CVE-2025-12398 is a reflected cross-site scripting vulnerability classified under CWE-79 found in the Product Table for WooCommerce plugin for WordPress, maintained by codersaiful. The vulnerability exists in all versions up to and including 5.0.8 due to insufficient input sanitization and output escaping of the 'search_key' parameter. This parameter is used during web page generation, and because it is not properly neutralized, an attacker can craft a malicious URL containing executable JavaScript code. When a victim clicks on such a link, the injected script executes in the context of the victim's browser, potentially leading to theft of cookies, session tokens, or other sensitive information, as well as manipulation of the displayed content. The attack does not require authentication but does require user interaction (clicking the malicious link). The vulnerability affects the confidentiality and integrity of user data but does not impact availability. The CVSS 3.1 score of 6.1 reflects a medium severity with network attack vector, low attack complexity, no privileges required, user interaction required, and scope changed due to the impact on user sessions. No patches or fixes are currently linked, and no known exploits have been reported in the wild as of the publication date. The vulnerability is significant for websites using WooCommerce with this plugin, especially those with high user traffic and e-commerce transactions.

The primary impact of this vulnerability is on the confidentiality and integrity of user data on affected websites. Successful exploitation can lead to theft of session cookies, enabling attackers to impersonate users, including administrators, potentially leading to unauthorized actions or data disclosure. It can also facilitate phishing attacks by modifying page content or redirecting users to malicious sites. While availability is not directly affected, the reputational damage and loss of customer trust can be substantial for e-commerce businesses. Since the vulnerability is exploitable remotely without authentication, any visitor to a compromised site is at risk if tricked into clicking a malicious link. This can lead to widespread exploitation if attackers distribute crafted URLs via email or social media. Organizations relying on this plugin for product display in WooCommerce stores face increased risk of customer data compromise and potential regulatory penalties if personal data is exposed.

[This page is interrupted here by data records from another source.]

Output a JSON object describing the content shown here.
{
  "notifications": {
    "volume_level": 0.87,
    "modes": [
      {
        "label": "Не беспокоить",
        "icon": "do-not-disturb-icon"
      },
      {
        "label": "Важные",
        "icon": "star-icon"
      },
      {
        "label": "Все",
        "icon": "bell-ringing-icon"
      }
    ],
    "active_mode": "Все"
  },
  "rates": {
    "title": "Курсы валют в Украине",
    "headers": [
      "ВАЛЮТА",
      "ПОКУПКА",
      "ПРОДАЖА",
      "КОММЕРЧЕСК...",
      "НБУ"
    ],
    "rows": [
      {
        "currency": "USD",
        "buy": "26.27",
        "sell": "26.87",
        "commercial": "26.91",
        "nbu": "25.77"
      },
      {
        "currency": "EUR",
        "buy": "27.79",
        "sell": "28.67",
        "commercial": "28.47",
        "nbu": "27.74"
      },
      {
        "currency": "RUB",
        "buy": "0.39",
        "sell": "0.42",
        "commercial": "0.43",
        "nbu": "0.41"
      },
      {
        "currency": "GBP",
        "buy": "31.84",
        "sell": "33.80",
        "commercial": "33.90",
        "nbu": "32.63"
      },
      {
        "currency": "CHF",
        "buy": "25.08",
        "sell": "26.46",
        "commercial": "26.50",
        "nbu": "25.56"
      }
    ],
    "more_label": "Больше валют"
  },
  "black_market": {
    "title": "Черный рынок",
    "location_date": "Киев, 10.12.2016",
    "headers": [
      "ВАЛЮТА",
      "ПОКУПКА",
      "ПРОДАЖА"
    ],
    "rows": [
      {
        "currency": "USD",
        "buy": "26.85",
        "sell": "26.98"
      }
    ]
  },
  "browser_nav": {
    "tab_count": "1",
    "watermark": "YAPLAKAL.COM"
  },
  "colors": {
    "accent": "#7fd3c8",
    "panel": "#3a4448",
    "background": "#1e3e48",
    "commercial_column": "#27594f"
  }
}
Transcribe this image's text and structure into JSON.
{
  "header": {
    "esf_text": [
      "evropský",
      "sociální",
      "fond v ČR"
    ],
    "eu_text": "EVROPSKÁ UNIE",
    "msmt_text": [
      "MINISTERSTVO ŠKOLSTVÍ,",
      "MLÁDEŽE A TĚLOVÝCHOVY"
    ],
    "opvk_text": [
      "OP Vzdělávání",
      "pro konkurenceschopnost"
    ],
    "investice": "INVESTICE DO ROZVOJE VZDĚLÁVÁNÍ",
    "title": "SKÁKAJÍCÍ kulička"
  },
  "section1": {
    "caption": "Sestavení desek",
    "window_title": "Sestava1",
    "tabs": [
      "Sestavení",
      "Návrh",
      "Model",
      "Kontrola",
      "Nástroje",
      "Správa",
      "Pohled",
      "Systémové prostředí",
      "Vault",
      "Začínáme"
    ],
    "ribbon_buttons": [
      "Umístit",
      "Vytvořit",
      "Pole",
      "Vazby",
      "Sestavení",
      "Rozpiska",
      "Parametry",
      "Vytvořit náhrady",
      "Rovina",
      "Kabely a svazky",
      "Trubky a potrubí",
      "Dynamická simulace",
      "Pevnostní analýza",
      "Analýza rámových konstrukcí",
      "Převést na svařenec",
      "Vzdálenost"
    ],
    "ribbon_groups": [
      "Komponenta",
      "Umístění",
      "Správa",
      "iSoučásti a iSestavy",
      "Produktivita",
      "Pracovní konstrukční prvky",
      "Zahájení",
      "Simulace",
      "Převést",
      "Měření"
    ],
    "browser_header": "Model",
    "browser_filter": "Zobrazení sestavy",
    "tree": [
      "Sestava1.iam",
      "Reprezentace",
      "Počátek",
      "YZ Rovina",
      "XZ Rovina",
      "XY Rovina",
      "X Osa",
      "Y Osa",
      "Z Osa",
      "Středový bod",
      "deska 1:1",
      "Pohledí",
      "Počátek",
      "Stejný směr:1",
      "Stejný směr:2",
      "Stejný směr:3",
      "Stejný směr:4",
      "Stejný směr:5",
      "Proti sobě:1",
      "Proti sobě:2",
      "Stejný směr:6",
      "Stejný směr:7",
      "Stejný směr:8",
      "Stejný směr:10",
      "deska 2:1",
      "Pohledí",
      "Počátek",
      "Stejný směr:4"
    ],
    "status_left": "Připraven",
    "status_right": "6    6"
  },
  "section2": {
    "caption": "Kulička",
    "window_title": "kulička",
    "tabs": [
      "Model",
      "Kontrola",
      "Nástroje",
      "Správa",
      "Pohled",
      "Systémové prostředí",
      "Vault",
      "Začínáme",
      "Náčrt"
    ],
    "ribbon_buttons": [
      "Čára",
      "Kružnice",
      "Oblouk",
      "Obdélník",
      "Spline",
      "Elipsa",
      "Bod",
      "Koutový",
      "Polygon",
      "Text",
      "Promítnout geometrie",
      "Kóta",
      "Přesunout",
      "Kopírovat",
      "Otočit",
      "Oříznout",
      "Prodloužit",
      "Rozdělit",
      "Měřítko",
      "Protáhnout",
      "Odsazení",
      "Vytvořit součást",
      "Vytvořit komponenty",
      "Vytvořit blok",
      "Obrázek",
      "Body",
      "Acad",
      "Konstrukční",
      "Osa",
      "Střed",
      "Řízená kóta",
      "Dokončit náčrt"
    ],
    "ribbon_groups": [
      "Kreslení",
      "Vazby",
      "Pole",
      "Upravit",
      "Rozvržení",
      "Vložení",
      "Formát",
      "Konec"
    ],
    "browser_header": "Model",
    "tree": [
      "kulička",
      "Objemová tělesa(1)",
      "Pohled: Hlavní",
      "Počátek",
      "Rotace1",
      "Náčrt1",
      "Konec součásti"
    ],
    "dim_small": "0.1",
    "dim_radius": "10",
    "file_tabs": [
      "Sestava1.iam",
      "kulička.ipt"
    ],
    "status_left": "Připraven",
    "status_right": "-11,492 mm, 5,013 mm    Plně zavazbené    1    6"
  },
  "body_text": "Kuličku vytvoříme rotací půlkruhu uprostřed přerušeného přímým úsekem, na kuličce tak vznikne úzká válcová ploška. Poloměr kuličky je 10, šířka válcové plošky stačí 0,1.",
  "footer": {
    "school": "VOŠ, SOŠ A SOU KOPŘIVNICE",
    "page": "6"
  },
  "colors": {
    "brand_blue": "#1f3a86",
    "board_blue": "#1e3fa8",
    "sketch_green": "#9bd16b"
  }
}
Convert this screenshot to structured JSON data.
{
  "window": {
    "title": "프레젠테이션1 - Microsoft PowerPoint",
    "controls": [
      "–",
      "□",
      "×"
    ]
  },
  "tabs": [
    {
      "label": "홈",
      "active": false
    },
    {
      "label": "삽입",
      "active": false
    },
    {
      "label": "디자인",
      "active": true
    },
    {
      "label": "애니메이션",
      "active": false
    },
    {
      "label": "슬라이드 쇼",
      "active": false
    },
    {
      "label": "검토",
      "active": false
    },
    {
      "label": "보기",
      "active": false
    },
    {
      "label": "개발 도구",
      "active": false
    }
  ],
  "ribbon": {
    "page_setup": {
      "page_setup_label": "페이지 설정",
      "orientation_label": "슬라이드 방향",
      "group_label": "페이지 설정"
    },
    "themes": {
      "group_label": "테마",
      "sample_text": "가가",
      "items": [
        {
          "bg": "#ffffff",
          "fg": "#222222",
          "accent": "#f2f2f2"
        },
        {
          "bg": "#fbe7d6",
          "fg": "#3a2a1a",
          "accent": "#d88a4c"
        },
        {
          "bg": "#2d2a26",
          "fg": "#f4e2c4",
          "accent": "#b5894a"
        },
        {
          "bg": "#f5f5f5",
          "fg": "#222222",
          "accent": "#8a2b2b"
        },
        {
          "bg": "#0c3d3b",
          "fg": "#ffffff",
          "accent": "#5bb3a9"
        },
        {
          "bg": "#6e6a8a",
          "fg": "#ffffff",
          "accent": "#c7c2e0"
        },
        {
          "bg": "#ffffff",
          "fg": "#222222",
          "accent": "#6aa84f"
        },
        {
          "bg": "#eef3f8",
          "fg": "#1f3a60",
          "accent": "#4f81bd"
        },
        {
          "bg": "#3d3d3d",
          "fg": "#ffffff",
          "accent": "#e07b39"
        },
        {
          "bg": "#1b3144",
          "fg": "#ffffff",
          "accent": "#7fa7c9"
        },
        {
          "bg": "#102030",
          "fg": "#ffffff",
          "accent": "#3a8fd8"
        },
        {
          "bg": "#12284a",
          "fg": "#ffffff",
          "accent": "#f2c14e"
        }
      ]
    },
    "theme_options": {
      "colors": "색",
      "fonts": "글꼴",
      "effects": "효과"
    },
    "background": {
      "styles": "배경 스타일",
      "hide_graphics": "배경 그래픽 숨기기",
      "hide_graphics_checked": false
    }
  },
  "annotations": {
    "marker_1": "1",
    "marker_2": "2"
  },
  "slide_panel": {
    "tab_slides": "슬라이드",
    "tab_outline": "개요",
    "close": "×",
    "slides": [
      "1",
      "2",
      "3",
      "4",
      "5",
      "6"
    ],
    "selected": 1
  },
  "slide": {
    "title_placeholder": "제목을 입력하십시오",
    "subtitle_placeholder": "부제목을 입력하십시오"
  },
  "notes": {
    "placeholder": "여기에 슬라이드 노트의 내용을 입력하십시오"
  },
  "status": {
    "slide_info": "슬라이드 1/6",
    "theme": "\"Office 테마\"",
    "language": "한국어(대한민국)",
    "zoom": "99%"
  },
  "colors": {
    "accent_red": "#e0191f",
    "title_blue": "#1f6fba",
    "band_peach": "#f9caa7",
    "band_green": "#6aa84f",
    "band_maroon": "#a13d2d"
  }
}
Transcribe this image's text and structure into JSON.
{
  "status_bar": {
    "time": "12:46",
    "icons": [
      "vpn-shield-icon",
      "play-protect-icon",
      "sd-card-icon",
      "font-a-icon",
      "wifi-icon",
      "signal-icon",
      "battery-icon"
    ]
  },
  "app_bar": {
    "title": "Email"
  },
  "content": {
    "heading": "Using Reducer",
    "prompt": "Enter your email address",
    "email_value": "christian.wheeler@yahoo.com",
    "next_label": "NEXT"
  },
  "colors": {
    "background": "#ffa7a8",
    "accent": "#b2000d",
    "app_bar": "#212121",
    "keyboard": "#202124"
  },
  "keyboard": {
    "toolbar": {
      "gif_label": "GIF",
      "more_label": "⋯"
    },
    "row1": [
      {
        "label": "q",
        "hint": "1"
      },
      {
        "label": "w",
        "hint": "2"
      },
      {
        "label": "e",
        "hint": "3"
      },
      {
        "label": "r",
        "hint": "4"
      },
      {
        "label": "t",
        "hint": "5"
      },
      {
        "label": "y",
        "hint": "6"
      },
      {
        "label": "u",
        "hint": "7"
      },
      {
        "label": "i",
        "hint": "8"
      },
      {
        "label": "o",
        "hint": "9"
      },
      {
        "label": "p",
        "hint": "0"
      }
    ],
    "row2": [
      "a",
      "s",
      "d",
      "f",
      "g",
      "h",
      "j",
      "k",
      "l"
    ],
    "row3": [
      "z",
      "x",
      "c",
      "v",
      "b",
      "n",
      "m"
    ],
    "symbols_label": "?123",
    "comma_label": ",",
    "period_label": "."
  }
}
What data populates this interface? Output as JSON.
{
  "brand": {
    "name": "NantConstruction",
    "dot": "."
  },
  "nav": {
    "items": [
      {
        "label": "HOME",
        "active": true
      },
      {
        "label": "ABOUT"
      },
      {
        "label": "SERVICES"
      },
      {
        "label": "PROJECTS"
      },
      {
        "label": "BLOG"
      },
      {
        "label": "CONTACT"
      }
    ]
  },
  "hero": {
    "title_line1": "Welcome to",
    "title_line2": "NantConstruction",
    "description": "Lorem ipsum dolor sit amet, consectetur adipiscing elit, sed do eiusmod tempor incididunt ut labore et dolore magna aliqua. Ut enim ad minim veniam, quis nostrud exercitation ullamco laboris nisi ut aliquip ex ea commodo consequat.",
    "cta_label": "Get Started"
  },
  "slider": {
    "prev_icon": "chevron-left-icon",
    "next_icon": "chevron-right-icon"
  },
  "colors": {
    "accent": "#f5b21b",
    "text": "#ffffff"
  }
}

Organizations should immediately update the Product Table for WooCommerce plugin to a version that addresses this vulnerability once available. In the absence of an official patch, implement web application firewall (WAF) rules to detect and block malicious payloads targeting the 'search_key' parameter. Employ Content Security Policy (CSP) headers to restrict the execution of unauthorized scripts in browsers. Sanitize and validate all user inputs at the application level, especially parameters reflected in web pages. Educate users and staff about the risks of clicking unsolicited links. Monitor web server logs for suspicious requests containing script tags or unusual query parameters. Consider disabling or replacing the vulnerable plugin if a timely patch is not available. Regularly audit and update all WordPress plugins to minimize exposure to known vulnerabilities.